Using attention methods to predict judicial outcomes
This work addresses legal judgment prediction for the Brazilian legal system, but it is incremental as it applies existing methods to new data without major methodological breakthroughs.
The research tackled predicting judicial outcomes in the Brazilian legal system using AI classifiers on a dataset of second-degree murder and active corruption cases, finding that Regression Trees, Gated Recurring Units, and Hierarchical Attention Networks achieved higher metrics for different subsets and identified key words influencing verdicts.

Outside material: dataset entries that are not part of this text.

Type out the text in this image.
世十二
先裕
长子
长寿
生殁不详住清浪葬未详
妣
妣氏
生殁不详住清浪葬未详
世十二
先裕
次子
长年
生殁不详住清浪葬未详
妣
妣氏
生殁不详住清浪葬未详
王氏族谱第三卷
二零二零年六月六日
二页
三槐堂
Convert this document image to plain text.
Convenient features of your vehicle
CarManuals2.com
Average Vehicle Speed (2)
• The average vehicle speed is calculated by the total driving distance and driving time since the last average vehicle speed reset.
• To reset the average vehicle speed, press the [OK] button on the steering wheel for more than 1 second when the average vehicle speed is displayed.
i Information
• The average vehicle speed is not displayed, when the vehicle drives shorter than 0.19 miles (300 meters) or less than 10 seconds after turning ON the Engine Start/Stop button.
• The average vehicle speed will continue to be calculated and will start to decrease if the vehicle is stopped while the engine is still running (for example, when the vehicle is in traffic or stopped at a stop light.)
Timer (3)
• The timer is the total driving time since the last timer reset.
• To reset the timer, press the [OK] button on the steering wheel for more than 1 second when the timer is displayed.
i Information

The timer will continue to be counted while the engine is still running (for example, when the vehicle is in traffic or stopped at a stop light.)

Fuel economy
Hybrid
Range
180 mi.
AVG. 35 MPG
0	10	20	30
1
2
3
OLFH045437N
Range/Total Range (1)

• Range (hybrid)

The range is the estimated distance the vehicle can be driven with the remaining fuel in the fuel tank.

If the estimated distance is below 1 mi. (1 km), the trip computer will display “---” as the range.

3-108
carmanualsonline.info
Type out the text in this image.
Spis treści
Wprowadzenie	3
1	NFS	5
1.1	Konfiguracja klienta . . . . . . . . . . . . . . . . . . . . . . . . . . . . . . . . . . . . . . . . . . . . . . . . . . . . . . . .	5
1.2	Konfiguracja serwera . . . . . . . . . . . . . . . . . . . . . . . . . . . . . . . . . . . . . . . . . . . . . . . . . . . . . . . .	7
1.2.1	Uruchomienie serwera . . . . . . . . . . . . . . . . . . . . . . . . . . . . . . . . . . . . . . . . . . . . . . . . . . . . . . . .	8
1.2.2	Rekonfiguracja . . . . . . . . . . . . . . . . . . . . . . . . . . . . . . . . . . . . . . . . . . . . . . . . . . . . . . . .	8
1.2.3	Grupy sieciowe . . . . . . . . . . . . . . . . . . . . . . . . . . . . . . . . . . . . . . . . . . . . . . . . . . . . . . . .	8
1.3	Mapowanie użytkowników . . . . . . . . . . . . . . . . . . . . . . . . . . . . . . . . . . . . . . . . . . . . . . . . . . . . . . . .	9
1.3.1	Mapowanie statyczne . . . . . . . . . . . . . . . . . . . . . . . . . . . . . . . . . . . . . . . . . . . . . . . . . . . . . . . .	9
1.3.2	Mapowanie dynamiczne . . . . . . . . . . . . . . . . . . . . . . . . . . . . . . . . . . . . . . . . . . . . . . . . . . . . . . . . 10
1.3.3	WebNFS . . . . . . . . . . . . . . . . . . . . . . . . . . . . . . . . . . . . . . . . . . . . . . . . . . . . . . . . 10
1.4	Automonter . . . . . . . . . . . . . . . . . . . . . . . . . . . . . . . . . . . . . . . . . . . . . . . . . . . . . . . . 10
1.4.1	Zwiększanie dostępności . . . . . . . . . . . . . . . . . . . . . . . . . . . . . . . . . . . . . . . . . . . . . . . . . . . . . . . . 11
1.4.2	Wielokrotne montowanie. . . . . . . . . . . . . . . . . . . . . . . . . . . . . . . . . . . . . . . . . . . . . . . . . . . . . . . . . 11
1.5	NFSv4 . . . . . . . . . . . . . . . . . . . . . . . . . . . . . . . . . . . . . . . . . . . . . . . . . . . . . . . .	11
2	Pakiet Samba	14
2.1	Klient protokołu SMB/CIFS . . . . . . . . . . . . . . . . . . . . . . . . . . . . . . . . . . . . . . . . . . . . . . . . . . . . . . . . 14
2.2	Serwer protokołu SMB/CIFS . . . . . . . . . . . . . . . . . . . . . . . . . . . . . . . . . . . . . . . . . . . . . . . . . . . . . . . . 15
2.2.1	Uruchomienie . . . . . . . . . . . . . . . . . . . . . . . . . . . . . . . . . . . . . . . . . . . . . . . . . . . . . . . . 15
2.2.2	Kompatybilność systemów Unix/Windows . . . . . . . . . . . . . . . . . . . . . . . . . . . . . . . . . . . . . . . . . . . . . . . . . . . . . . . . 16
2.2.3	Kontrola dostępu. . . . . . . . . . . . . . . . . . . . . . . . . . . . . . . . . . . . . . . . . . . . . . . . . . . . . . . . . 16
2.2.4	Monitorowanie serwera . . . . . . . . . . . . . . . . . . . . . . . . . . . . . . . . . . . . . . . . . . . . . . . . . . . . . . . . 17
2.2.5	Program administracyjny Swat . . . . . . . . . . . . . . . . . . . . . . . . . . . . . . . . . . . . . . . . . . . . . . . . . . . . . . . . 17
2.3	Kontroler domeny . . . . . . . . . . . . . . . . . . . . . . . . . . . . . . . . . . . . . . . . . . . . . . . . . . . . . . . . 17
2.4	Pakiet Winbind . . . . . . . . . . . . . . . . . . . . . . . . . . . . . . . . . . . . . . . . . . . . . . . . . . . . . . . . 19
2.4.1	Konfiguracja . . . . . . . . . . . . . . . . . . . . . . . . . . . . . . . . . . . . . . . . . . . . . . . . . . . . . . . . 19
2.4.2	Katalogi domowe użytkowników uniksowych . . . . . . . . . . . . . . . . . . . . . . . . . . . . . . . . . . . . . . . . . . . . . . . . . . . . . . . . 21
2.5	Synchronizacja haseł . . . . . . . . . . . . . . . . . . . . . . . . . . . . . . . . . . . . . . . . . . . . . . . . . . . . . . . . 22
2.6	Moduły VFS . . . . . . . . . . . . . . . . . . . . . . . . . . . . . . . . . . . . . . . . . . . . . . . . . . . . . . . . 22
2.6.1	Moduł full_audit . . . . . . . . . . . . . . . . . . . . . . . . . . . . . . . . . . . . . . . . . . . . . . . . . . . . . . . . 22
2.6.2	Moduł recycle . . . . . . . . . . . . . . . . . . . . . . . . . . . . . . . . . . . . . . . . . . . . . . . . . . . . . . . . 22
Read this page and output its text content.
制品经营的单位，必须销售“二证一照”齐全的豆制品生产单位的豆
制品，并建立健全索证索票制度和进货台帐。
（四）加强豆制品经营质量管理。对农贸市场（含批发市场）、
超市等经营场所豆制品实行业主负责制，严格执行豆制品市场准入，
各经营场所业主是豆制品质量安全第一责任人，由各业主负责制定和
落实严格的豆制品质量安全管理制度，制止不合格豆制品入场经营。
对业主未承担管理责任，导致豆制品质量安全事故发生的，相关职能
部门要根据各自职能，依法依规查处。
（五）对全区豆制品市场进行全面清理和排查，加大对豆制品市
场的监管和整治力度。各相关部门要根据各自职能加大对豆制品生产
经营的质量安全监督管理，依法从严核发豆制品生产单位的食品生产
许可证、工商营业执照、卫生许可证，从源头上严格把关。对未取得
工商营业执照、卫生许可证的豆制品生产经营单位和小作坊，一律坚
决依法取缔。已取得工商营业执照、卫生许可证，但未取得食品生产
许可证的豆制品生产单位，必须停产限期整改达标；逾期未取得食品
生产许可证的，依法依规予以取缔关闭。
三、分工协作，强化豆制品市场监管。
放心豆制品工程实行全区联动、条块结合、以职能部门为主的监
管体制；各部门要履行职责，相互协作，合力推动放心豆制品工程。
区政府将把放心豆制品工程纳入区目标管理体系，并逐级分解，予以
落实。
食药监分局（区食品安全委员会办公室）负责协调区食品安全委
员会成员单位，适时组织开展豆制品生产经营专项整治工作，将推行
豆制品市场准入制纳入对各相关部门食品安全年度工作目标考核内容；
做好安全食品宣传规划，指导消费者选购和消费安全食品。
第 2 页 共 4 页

Legal Judgment Prediction is one of the most acclaimed fields for the combined area of NLP, AI, and Law. By legal prediction we mean an intelligent systems capable to predict specific judicial characteristics, such as judicial outcome, a judicial class, predict an specific case. In this research, we have used AI classifiers to predict judicial outcomes in the Brazilian legal system. For this purpose, we developed a text crawler to extract data from the official Brazilian electronic legal systems. These texts formed a dataset of second-degree murder and active corruption cases. We applied different classifiers, such as Support Vector Machines and Neural Networks, to predict judicial outcomes by analyzing textual features from the dataset. Our research showed that Regression Trees, Gated Recurring Units and Hierarchical Attention Networks presented higher metrics for different subsets. As a final goal, we explored the weights of one of the algorithms, the Hierarchical Attention Networks, to find a sample of the most important words used to absolve or convict defendants.